Memorial of St. Athanasius, Bishop and Doctor of the Church
Many an earnest Christian over time has realized that the Church (in whatever iteration) was compromised or corrupted or commercialized or otherwise bound to the contingencies of the present more than the commitments of the faith. In response, many of these Christians have sought to make a return to the early Church—that is, to a Church that is simpler, purer, and not focused on fitting into the world and its logics. Returning to the early Church, for these Christians, is about living out a true Christian faith rooted in the Bible. Such efforts are noble, to be sure. But do they make sense?
Putting aside the obvious point that, of course, no one can really return to the actual early Church, Acts reminds us that the early Church might not have been that purer, simpler, and truer Church that we like to imagine. Indeed, the scene described in our reading from Acts today suggests that the early days of the Church were rather chaotic and confusing. Nothing was settled, The Church didn’t really have an organizational structure or leader. Doctrines were not yet set. And there were lots of competing voices, all claiming to know the truth about Jesus and to represent the one true faith.
In a setting like that, the questions proliferated. Who was Jesus, exactly? Was he really the Messiah? Was he a demi-god? A prophet? Who were the people of God after Jesus? Were the Jews still the people of God? Did the Gentiles fit in here somewhere? Were they a people of God? How was one to know? Moreover, what were earnest Christians to make of all those competing voices, each asserting that they had the truth? Which one was right? And who could be trusted with getting the word out about the Good News? Who would reliably spread that word as a matter of faith, and not for profit or power?
This scene in Acts reminds me of our own time.

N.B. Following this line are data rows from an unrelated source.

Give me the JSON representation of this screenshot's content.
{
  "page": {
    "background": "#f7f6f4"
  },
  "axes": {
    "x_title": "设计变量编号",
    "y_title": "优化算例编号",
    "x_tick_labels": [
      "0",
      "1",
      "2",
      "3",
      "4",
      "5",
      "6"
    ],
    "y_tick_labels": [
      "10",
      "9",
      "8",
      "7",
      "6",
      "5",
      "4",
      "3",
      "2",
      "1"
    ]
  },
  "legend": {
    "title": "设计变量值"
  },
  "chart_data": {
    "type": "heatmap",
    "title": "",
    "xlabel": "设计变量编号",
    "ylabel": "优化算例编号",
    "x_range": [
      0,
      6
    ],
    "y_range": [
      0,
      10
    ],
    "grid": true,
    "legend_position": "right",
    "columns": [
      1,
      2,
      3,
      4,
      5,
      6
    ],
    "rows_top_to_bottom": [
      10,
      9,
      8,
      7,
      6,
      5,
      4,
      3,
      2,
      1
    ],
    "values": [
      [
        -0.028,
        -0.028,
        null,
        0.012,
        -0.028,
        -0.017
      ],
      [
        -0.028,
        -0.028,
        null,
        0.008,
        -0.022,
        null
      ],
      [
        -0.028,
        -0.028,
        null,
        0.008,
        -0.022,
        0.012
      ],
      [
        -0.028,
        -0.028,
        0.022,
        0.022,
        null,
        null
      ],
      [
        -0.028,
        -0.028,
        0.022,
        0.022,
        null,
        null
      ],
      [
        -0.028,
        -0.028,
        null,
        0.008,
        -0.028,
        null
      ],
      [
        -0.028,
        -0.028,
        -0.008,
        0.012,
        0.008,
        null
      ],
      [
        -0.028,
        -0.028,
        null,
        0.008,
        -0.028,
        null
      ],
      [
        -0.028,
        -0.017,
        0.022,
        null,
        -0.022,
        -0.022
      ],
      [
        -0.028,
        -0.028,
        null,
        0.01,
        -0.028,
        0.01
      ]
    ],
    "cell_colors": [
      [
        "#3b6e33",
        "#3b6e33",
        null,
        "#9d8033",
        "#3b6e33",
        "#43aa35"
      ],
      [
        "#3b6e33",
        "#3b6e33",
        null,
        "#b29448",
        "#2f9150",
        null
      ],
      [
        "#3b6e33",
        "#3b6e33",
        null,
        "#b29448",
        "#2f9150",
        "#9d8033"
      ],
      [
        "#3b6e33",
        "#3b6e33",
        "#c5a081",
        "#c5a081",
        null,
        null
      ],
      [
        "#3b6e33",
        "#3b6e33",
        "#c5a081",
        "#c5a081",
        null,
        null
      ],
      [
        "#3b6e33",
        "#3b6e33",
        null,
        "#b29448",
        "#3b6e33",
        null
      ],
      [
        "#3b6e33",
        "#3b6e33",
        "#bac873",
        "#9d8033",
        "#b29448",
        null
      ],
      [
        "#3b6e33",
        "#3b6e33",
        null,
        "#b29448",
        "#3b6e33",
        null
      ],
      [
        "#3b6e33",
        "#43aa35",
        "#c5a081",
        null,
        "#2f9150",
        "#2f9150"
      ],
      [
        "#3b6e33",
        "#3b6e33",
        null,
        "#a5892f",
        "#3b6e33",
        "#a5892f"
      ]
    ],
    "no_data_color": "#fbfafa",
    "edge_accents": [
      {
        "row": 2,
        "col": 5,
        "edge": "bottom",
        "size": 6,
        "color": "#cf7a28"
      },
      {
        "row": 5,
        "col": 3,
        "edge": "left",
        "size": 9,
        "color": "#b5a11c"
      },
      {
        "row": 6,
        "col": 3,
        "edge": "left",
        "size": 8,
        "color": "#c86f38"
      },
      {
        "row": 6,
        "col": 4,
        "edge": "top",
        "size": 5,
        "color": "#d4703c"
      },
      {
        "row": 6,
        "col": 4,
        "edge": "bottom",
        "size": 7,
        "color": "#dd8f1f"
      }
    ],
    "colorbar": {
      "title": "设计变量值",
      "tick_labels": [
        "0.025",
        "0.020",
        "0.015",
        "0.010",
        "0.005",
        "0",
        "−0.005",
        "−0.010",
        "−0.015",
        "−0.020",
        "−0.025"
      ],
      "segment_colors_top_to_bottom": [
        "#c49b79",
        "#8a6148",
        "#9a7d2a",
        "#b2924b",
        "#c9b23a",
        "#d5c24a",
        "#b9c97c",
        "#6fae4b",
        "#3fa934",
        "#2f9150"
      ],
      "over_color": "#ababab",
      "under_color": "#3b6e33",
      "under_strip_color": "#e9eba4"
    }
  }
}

These days, voices constantly compete with one another to claim that they have the truth, they know the mind of God, they are the true church. And just like the disciples in Jesus’s day, we want to know how we are to know. How are we to ferret out which voices are truly speaking the Gospel of Jesus Christ? How can we tell them apart from charlatans who pretend to speak on behalf of the Gospel but, in fact, draw on the name of Jesus only to benefit themselves?

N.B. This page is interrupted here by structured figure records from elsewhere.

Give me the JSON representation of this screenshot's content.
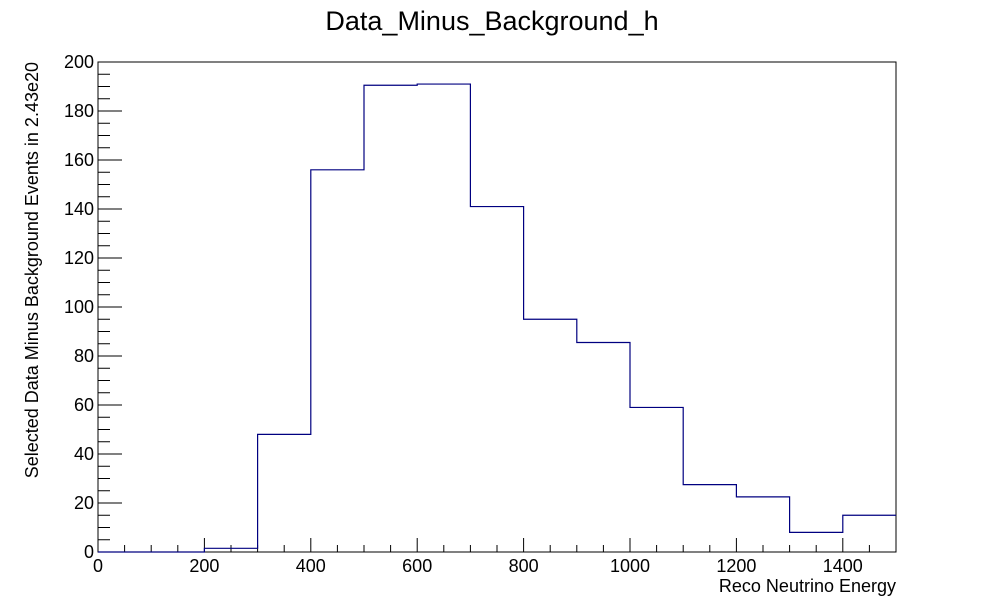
{
  "chart_data": {
    "type": "histogram",
    "title": "Data_Minus_Background_h",
    "xlabel": "Reco Neutrino Energy",
    "ylabel": "Selected Data Minus Background Events in 2.43e20",
    "xlim": [
      0,
      1500
    ],
    "ylim": [
      0,
      200
    ],
    "x_ticks": [
      "0",
      "200",
      "400",
      "600",
      "800",
      "1000",
      "1200",
      "1400"
    ],
    "y_ticks": [
      "0",
      "20",
      "40",
      "60",
      "80",
      "100",
      "120",
      "140",
      "160",
      "180",
      "200"
    ],
    "bin_edges": [
      0,
      100,
      200,
      300,
      400,
      500,
      600,
      700,
      800,
      900,
      1000,
      1100,
      1200,
      1300,
      1400,
      1500
    ],
    "values": [
      0,
      0,
      1.5,
      48,
      156,
      190.5,
      191,
      141,
      95,
      85.5,
      59,
      27.5,
      22.5,
      8,
      15
    ],
    "line_color": "#000080",
    "grid": false,
    "legend": "none"
  }
}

Well, it turns out that the disciples had similar questions. When we encounter them today in John, they are pressing Jesus about God. They want assurances about who and what God is. They also want to know that they know the truth about God. In short, they want to have certainty that they have all this right, just like so many of us today.

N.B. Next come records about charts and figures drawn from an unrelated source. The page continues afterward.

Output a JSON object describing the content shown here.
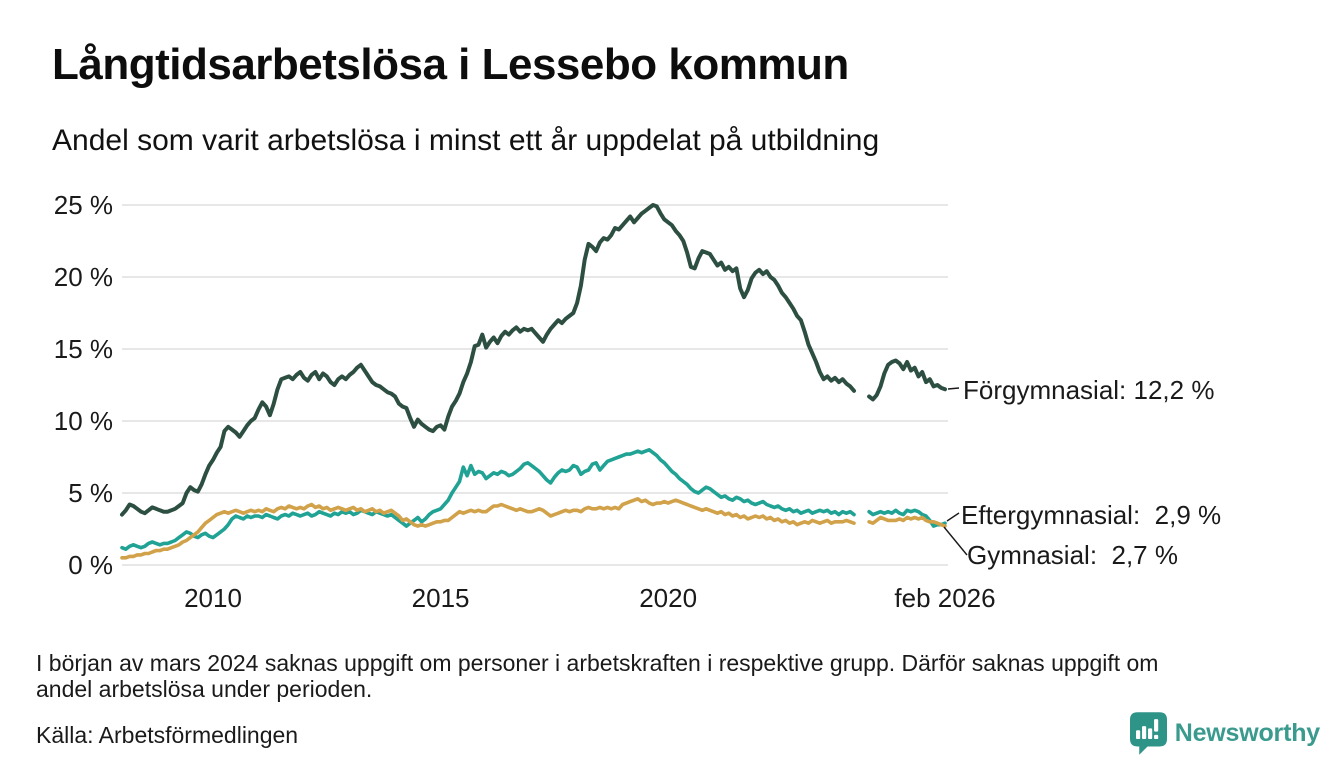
{
  "header": {
    "title": "Långtidsarbetslösa i Lessebo kommun",
    "subtitle": "Andel som varit arbetslösa i minst ett år uppdelat på utbildning"
  },
  "chart_data": {
    "type": "line",
    "title": "Långtidsarbetslösa i Lessebo kommun",
    "subtitle": "Andel som varit arbetslösa i minst ett år uppdelat på utbildning",
    "unit": "%",
    "grid": true,
    "legend_position": "end-of-line-labels",
    "x_axis": {
      "start": "2008-01",
      "end": "2026-02",
      "frequency": "monthly",
      "ticks": [
        {
          "date": "2010-01",
          "label": "2010"
        },
        {
          "date": "2015-01",
          "label": "2015"
        },
        {
          "date": "2020-01",
          "label": "2020"
        },
        {
          "date": "2026-02",
          "label": "feb 2026"
        }
      ]
    },
    "y_axis": {
      "min": 0,
      "max": 25,
      "ticks": [
        {
          "value": 25,
          "label": "25 %"
        },
        {
          "value": 20,
          "label": "20 %"
        },
        {
          "value": 15,
          "label": "15 %"
        },
        {
          "value": 10,
          "label": "10 %"
        },
        {
          "value": 5,
          "label": "5 %"
        },
        {
          "value": 0,
          "label": "0 %"
        }
      ]
    },
    "data_gap": "2024-03 till 2024-05 (uppgift saknas)",
    "series": [
      {
        "id": "forgymnasial",
        "name": "Förgymnasial",
        "color": "#2d4f42",
        "stroke_width": 4,
        "end_value": "12,2 %",
        "end_label": "Förgymnasial: 12,2 %",
        "values": [
          3.5,
          3.8,
          4.2,
          4.1,
          3.9,
          3.7,
          3.6,
          3.8,
          4.0,
          3.9,
          3.8,
          3.7,
          3.7,
          3.8,
          3.9,
          4.1,
          4.3,
          5.0,
          5.4,
          5.2,
          5.1,
          5.6,
          6.3,
          6.9,
          7.3,
          7.8,
          8.2,
          9.3,
          9.6,
          9.4,
          9.2,
          8.9,
          9.3,
          9.7,
          10.0,
          10.2,
          10.8,
          11.3,
          11.0,
          10.4,
          11.2,
          12.2,
          12.9,
          13.0,
          13.1,
          12.9,
          13.2,
          13.4,
          13.0,
          12.8,
          13.2,
          13.4,
          12.9,
          13.3,
          13.1,
          12.7,
          12.5,
          12.9,
          13.1,
          12.9,
          13.2,
          13.4,
          13.7,
          13.9,
          13.5,
          13.1,
          12.7,
          12.5,
          12.4,
          12.2,
          12.0,
          11.9,
          11.7,
          11.2,
          11.0,
          10.9,
          10.2,
          9.6,
          10.1,
          9.8,
          9.6,
          9.4,
          9.3,
          9.6,
          9.7,
          9.4,
          10.3,
          11.0,
          11.4,
          11.9,
          12.7,
          13.3,
          14.1,
          15.2,
          15.3,
          16.0,
          15.1,
          15.5,
          15.8,
          15.4,
          15.9,
          16.2,
          16.0,
          16.3,
          16.5,
          16.2,
          16.4,
          16.3,
          16.4,
          16.1,
          15.8,
          15.5,
          16.0,
          16.4,
          16.7,
          17.0,
          16.8,
          17.1,
          17.3,
          17.5,
          18.2,
          19.4,
          21.2,
          22.3,
          22.1,
          21.8,
          22.4,
          22.7,
          22.6,
          22.9,
          23.4,
          23.3,
          23.6,
          23.9,
          24.2,
          23.8,
          24.1,
          24.4,
          24.6,
          24.8,
          25.0,
          24.9,
          24.4,
          24.0,
          23.8,
          23.6,
          23.2,
          22.9,
          22.5,
          21.7,
          20.7,
          20.6,
          21.3,
          21.8,
          21.7,
          21.6,
          21.2,
          20.8,
          21.0,
          20.5,
          20.7,
          20.4,
          20.6,
          19.2,
          18.6,
          19.1,
          19.9,
          20.3,
          20.5,
          20.2,
          20.4,
          20.0,
          19.8,
          19.4,
          18.9,
          18.6,
          18.2,
          17.8,
          17.3,
          17.0,
          16.2,
          15.3,
          14.7,
          14.1,
          13.4,
          12.9,
          13.1,
          12.8,
          13.0,
          12.7,
          12.9,
          12.6,
          12.4,
          12.1,
          null,
          null,
          null,
          11.7,
          11.5,
          11.8,
          12.4,
          13.3,
          13.9,
          14.1,
          14.2,
          14.0,
          13.6,
          14.1,
          13.5,
          13.7,
          13.1,
          13.4,
          12.7,
          12.9,
          12.4,
          12.5,
          12.3,
          12.2
        ]
      },
      {
        "id": "eftergymnasial",
        "name": "Eftergymnasial",
        "color": "#20a294",
        "stroke_width": 3.6,
        "end_value": "2,9 %",
        "end_label": "Eftergymnasial:  2,9 %",
        "values": [
          1.2,
          1.1,
          1.3,
          1.4,
          1.3,
          1.2,
          1.3,
          1.5,
          1.6,
          1.5,
          1.4,
          1.5,
          1.5,
          1.6,
          1.7,
          1.9,
          2.1,
          2.3,
          2.2,
          2.0,
          1.9,
          2.1,
          2.2,
          2.0,
          1.9,
          2.1,
          2.3,
          2.5,
          2.8,
          3.2,
          3.4,
          3.3,
          3.2,
          3.4,
          3.3,
          3.4,
          3.4,
          3.3,
          3.5,
          3.4,
          3.3,
          3.2,
          3.4,
          3.5,
          3.4,
          3.6,
          3.5,
          3.4,
          3.5,
          3.6,
          3.4,
          3.5,
          3.7,
          3.6,
          3.5,
          3.4,
          3.6,
          3.5,
          3.7,
          3.6,
          3.7,
          3.5,
          3.6,
          3.8,
          3.7,
          3.6,
          3.5,
          3.7,
          3.6,
          3.5,
          3.4,
          3.5,
          3.3,
          3.1,
          2.9,
          2.7,
          2.9,
          3.1,
          3.3,
          3.0,
          3.2,
          3.5,
          3.7,
          3.8,
          3.9,
          4.2,
          4.5,
          5.0,
          5.4,
          5.8,
          6.8,
          6.2,
          6.9,
          6.3,
          6.5,
          6.4,
          6.0,
          6.2,
          6.4,
          6.3,
          6.5,
          6.4,
          6.2,
          6.3,
          6.5,
          6.7,
          7.0,
          7.1,
          6.9,
          6.7,
          6.5,
          6.2,
          5.9,
          5.7,
          6.1,
          6.4,
          6.6,
          6.5,
          6.6,
          6.9,
          6.8,
          6.3,
          6.5,
          6.6,
          7.0,
          7.1,
          6.6,
          6.9,
          7.2,
          7.3,
          7.4,
          7.5,
          7.6,
          7.7,
          7.7,
          7.8,
          7.9,
          7.8,
          7.9,
          8.0,
          7.8,
          7.6,
          7.3,
          7.1,
          6.8,
          6.5,
          6.3,
          6.0,
          5.8,
          5.6,
          5.3,
          5.1,
          5.0,
          5.2,
          5.4,
          5.3,
          5.1,
          4.9,
          4.7,
          4.8,
          4.6,
          4.5,
          4.7,
          4.6,
          4.4,
          4.5,
          4.3,
          4.2,
          4.3,
          4.4,
          4.2,
          4.1,
          4.0,
          4.1,
          3.9,
          3.8,
          3.9,
          3.7,
          3.8,
          3.6,
          3.7,
          3.8,
          3.6,
          3.7,
          3.8,
          3.7,
          3.8,
          3.6,
          3.7,
          3.5,
          3.7,
          3.6,
          3.7,
          3.5,
          null,
          null,
          null,
          3.7,
          3.5,
          3.6,
          3.7,
          3.6,
          3.7,
          3.6,
          3.8,
          3.6,
          3.5,
          3.8,
          3.7,
          3.8,
          3.7,
          3.5,
          3.4,
          3.1,
          2.7,
          2.8,
          2.8,
          2.9
        ]
      },
      {
        "id": "gymnasial",
        "name": "Gymnasial",
        "color": "#d1a24a",
        "stroke_width": 3.6,
        "end_value": "2,7 %",
        "end_label": "Gymnasial:  2,7 %",
        "values": [
          0.5,
          0.5,
          0.6,
          0.6,
          0.7,
          0.7,
          0.8,
          0.8,
          0.9,
          1.0,
          1.0,
          1.1,
          1.1,
          1.2,
          1.3,
          1.4,
          1.6,
          1.7,
          1.9,
          2.1,
          2.3,
          2.6,
          2.9,
          3.1,
          3.3,
          3.5,
          3.6,
          3.7,
          3.6,
          3.7,
          3.8,
          3.7,
          3.6,
          3.7,
          3.8,
          3.7,
          3.8,
          3.7,
          3.9,
          3.8,
          3.7,
          3.9,
          4.0,
          3.9,
          4.1,
          4.0,
          3.9,
          4.0,
          3.9,
          4.1,
          4.2,
          4.0,
          4.1,
          3.9,
          4.0,
          3.8,
          3.9,
          4.0,
          3.9,
          3.8,
          3.9,
          4.0,
          3.8,
          3.9,
          3.7,
          3.8,
          3.9,
          3.7,
          3.8,
          3.6,
          3.7,
          3.8,
          3.6,
          3.4,
          3.1,
          3.2,
          3.0,
          2.8,
          2.7,
          2.8,
          2.7,
          2.8,
          2.9,
          3.0,
          3.0,
          3.1,
          3.1,
          3.3,
          3.5,
          3.7,
          3.6,
          3.7,
          3.8,
          3.7,
          3.8,
          3.7,
          3.7,
          3.9,
          4.1,
          4.1,
          4.2,
          4.1,
          4.0,
          3.9,
          3.8,
          3.9,
          3.8,
          3.7,
          3.7,
          3.8,
          3.9,
          3.8,
          3.6,
          3.4,
          3.5,
          3.6,
          3.7,
          3.8,
          3.7,
          3.8,
          3.8,
          3.7,
          3.9,
          4.0,
          3.9,
          3.9,
          4.0,
          3.9,
          4.0,
          3.9,
          4.0,
          3.9,
          4.2,
          4.3,
          4.4,
          4.5,
          4.6,
          4.4,
          4.5,
          4.3,
          4.2,
          4.3,
          4.3,
          4.4,
          4.3,
          4.4,
          4.5,
          4.4,
          4.3,
          4.2,
          4.1,
          4.0,
          3.9,
          3.8,
          3.9,
          3.8,
          3.7,
          3.6,
          3.7,
          3.5,
          3.6,
          3.4,
          3.5,
          3.3,
          3.4,
          3.2,
          3.3,
          3.4,
          3.3,
          3.4,
          3.2,
          3.3,
          3.1,
          3.2,
          3.0,
          3.1,
          2.9,
          3.0,
          2.8,
          2.9,
          3.0,
          2.9,
          3.1,
          3.0,
          2.9,
          3.0,
          3.1,
          2.9,
          3.0,
          3.0,
          3.0,
          3.1,
          3.0,
          2.9,
          null,
          null,
          null,
          3.0,
          2.9,
          3.1,
          3.3,
          3.2,
          3.1,
          3.1,
          3.1,
          3.2,
          3.1,
          3.3,
          3.2,
          3.3,
          3.2,
          3.3,
          3.1,
          3.0,
          3.0,
          2.9,
          2.8,
          2.7
        ]
      }
    ]
  },
  "footnote": {
    "lines": [
      "I början av mars 2024 saknas uppgift om personer i arbetskraften i respektive grupp. Därför saknas uppgift om",
      "andel arbetslösa under perioden."
    ]
  },
  "source": "Källa: Arbetsförmedlingen",
  "logo": {
    "text": "Newsworthy",
    "text_color": "#3a9a8e",
    "icon_color": "#2f9488"
  },
  "colors": {
    "background": "#ffffff",
    "gridline": "#e7e7e7",
    "text": "#1a1a1a",
    "connector": "#1a1a1a"
  }
}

It seems unlikely that the answer that Jesus gave them was the one they were hoping for. What did he say? He told them that they already knew God because they knew Jesus. Put another way, Jesus said that they didn’t need something more or something else. Jesus was it. He was all there was and all they needed to know.
To be God’s people, then, was pretty straight forward. All they had to do was remember what Jesus did and do likewise. Feed the hungry. Take care of the widows and orphans. Welcome the stranger. Visit the incarcerated. Heal the sick. And they were to do it, not because it would save their eternal souls but because they wanted to know God.
I guess, in the end, it’s all pretty simple. If you want to know God, follow Jesus. If you want to know the truth, follow Jesus. Follow Jesus to the widow, the orphan, the stranger, the incarcerated, the sick and be the people of God. Moreover, if you think someone might be feeding you some hullabaloo instead of the Good News, watch what they do. Listen to what they say. If it doesn’t look or sound like Jesus, shake the dust from your feet and move on.